In the above code, I changed the method of model fine-tuning from layer-by-layer fine-tuning to transfer learning fine-tuning. Specifically, I removed the hidden state calculation and obtaining the output of each layer in the original layer-by-layer fine-tuning and other related codes, and directly passed the input and attention mask into the model, obtained the output of the last layer, and Compute loss for backpropagation and optimization.

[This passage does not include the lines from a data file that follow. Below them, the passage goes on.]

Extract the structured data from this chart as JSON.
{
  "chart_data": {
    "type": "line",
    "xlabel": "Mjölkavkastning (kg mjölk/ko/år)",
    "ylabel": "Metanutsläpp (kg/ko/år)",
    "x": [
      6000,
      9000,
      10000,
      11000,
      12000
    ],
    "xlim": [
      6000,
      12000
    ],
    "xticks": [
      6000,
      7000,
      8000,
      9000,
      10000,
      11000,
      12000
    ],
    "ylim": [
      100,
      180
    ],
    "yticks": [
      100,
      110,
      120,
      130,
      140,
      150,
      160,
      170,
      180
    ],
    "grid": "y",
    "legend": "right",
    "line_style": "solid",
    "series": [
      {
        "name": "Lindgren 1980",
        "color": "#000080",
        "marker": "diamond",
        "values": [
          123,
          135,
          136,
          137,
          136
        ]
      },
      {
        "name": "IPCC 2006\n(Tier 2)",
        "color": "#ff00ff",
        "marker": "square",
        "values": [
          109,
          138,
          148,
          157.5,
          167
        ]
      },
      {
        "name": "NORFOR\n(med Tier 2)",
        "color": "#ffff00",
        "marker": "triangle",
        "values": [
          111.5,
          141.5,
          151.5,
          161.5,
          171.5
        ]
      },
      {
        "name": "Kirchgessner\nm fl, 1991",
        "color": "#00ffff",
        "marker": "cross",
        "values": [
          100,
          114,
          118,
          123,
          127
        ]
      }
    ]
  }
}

At the same time, I changed the file name when saving the model from gpt-cpm-large-cn-finetuned-layer-wise.pdparams to gpt-cpm-large-cn-finetuned-transfer-learning.pdparams to distinguish layer-by-layer fine-tuning and transfer learning fine-tuning.

transfer learning

import paddle
import paddle.nn.functional as F
from paddlenlp.transformers import GPTForPretraining, GPTChineseTokenizer

# 加载预训练模型和分词器
model = GPTForPretraining.from_pretrained('gpt-cpm-large-cn')
tokenizer = GPTChineseTokenizer.from_pretrained('gpt-cpm-large-cn')

# 构造数据集和数据加载器
train_ds = [['今天天气不错'], ['明天要下雨'], ['这个季节很适合旅游']]
train_ds = [{
    
    'text': text} for text in train_ds]

def batch_iter(data, batch_size):
    num_batches = len(data) // batch_size
    if len(data) % batch_size != 0:
        num_batches += 1
    for i in range(num_batches):
        batch = data[i * batch_size: (i + 1) * batch_size]
        yield batch

batch_size = 2
train_loader = paddle.io.DataLoader(train_ds, batch_size=batch_size, shuffle=True, drop_last=True)

# 构造优化器和损失函数
optimizer = paddle.optimizer.AdamW(parameters=model.parameters(), learning_rate=1e-4)
criterion = F.cross_entropy

# 训练模型
epochs = 3
for epoch in range(epochs):
    for batch in train_loader:
        texts = [example['text'] for example in batch]
        encoded_inputs = tokenizer(texts, return_attention_mask=True, return_length=True, padding=True)
        input_ids = paddle.to_tensor(encoded_inputs['input_ids'])
        attention_mask = paddle.to_tensor(encoded_inputs['attention_mask'])
        logits = model(input_ids, attention_mask=attention_mask)[0]
        loss = criterion(logits.reshape(-1, logits.shape[-1]), input_ids.reshape(-1))
        loss.backward()
        optimizer.step()
        optimizer.clear_grad()
    print(f'Epoch {
      
      epoch + 1}: loss={
      
      loss.numpy():.4f}')

# 保存微调后的模型
paddle.save(model.state_dict(), 'gpt-cpm-large-cn-finetuned.pdparams')

In the above code, we first loaded the pre-trained GPT model and tokenizer, and then constructed a simple dataset and data loader. Next, we use the AdamW optimizer and the cross-entropy loss function to train the model, and save the fine-tuned model after training.